The president backed the manager but then he was replaced at the top of the club by Ali Ozturk Safak. Ozturk told Morai that both he and Eto'o would stay and he would ensure the superstar player would be controlled.

An uncomfortable ceasefire didn't take long to break. Eto'o played in the first three games of the season, scored only one goal, but Antalyaspor lost everyone.
Morais was furious at the striker's lack of energy on the pitch and in training. The were even mutterings the player was trying to persuade others to take part in an effective go-slow.

The collapse of a summer move to Besiktas was said to be partly to blame. Eto'o believed Antalyaspor were holding him against his will, others said the transfer collapsed because of the player's huge wage demands.
Things came to a head when Eto'o tweeted: "There are probably people who don't respect me because i'm black."

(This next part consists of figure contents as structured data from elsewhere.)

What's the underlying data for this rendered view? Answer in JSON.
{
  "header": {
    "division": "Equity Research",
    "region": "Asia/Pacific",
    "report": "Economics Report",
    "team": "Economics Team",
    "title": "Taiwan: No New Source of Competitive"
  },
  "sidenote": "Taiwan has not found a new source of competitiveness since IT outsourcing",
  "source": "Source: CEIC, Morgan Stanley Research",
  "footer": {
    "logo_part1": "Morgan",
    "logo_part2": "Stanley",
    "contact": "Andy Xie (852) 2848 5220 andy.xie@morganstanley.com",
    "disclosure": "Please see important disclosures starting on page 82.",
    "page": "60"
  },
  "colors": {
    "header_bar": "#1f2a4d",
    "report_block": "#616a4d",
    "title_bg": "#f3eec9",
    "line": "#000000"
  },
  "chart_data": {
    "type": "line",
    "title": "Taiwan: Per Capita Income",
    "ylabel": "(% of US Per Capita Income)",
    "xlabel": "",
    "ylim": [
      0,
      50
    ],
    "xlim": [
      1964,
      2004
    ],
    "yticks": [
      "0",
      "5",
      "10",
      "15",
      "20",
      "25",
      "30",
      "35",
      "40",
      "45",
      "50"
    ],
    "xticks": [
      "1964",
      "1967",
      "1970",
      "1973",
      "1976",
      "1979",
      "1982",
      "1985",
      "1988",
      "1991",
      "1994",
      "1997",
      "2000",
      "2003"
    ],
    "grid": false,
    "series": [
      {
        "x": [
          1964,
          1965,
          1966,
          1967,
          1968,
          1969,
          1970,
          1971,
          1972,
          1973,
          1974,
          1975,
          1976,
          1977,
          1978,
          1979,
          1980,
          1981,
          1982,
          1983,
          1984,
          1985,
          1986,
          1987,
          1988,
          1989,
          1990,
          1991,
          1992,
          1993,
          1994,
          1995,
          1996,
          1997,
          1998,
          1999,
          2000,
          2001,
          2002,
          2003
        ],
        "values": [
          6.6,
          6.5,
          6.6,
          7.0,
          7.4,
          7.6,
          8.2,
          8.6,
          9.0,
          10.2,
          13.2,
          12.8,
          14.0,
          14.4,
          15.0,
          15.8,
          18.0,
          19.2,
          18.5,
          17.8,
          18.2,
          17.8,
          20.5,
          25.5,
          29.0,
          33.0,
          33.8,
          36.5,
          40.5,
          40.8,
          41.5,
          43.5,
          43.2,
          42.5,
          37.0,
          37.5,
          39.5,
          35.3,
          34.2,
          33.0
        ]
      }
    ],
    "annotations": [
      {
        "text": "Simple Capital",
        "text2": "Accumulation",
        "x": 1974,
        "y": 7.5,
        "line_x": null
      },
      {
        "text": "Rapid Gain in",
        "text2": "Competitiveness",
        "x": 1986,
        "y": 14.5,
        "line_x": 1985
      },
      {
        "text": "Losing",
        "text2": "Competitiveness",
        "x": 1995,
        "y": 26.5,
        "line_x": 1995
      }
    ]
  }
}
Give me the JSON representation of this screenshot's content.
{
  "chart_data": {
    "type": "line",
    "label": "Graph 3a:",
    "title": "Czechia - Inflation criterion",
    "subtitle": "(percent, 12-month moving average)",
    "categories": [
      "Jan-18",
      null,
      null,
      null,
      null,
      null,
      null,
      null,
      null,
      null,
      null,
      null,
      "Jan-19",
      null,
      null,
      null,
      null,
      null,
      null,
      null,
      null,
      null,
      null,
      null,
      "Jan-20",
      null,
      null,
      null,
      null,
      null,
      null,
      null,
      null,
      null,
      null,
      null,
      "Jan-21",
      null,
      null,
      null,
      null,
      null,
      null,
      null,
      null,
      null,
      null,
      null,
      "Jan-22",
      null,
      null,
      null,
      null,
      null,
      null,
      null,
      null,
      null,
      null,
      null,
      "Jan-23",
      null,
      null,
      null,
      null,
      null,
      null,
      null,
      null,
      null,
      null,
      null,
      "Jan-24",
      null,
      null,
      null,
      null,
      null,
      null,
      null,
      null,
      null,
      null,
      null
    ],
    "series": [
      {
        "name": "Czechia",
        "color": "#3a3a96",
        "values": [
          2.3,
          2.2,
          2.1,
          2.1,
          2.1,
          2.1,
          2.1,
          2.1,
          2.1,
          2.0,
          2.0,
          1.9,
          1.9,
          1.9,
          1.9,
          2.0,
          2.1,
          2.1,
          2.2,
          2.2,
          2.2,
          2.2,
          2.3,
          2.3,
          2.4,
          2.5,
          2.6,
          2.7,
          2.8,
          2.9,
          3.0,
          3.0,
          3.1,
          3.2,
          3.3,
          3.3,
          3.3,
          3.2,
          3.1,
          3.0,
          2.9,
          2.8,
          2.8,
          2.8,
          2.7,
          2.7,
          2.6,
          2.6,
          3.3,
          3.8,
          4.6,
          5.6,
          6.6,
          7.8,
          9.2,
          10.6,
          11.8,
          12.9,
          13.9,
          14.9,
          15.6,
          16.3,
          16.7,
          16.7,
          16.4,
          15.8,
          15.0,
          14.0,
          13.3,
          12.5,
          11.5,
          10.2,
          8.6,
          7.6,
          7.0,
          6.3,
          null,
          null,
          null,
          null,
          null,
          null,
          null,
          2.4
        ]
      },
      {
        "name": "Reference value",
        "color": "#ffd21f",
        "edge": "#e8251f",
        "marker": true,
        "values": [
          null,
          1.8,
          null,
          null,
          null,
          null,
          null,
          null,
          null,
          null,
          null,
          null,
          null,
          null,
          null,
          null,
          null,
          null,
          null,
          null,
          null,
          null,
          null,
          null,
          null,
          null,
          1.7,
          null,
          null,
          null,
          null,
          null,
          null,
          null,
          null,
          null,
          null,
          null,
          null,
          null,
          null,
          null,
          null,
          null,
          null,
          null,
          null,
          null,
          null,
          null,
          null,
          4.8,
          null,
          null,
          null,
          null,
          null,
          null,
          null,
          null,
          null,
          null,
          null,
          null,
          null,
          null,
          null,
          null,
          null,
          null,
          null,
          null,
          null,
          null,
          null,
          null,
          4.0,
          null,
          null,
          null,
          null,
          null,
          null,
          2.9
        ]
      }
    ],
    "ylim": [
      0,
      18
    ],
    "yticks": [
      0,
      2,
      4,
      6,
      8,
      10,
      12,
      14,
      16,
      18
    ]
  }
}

Though Eto'o has been commited to the cause of anti-racism in the past, Antalyaspor felt the message was completely unfounded. They believed it was aimed at Safak.
Morais was relieved happy to go along with the club's decision to suspend Eto'o who was forced to train in the mediterranean heat on his own - some comedown for a player who has won the Champions League with two different clubs.

An uneasy peace has broken out as Eto'o returned from the bench on Sunday against Galatasaray. Except Antaliyaspor lost again and currently bottom of the Turkish league with two points from six games.
Eto'o still has 18 months left on his contract and knows his worth.

Ozturk said: "We hope he will behave more carefully in the future", desperately tryint to keep his star asset and everyone else happy.

It's a sad tale of a player raging against the light as his powers as a world-class footballer diminish gradually.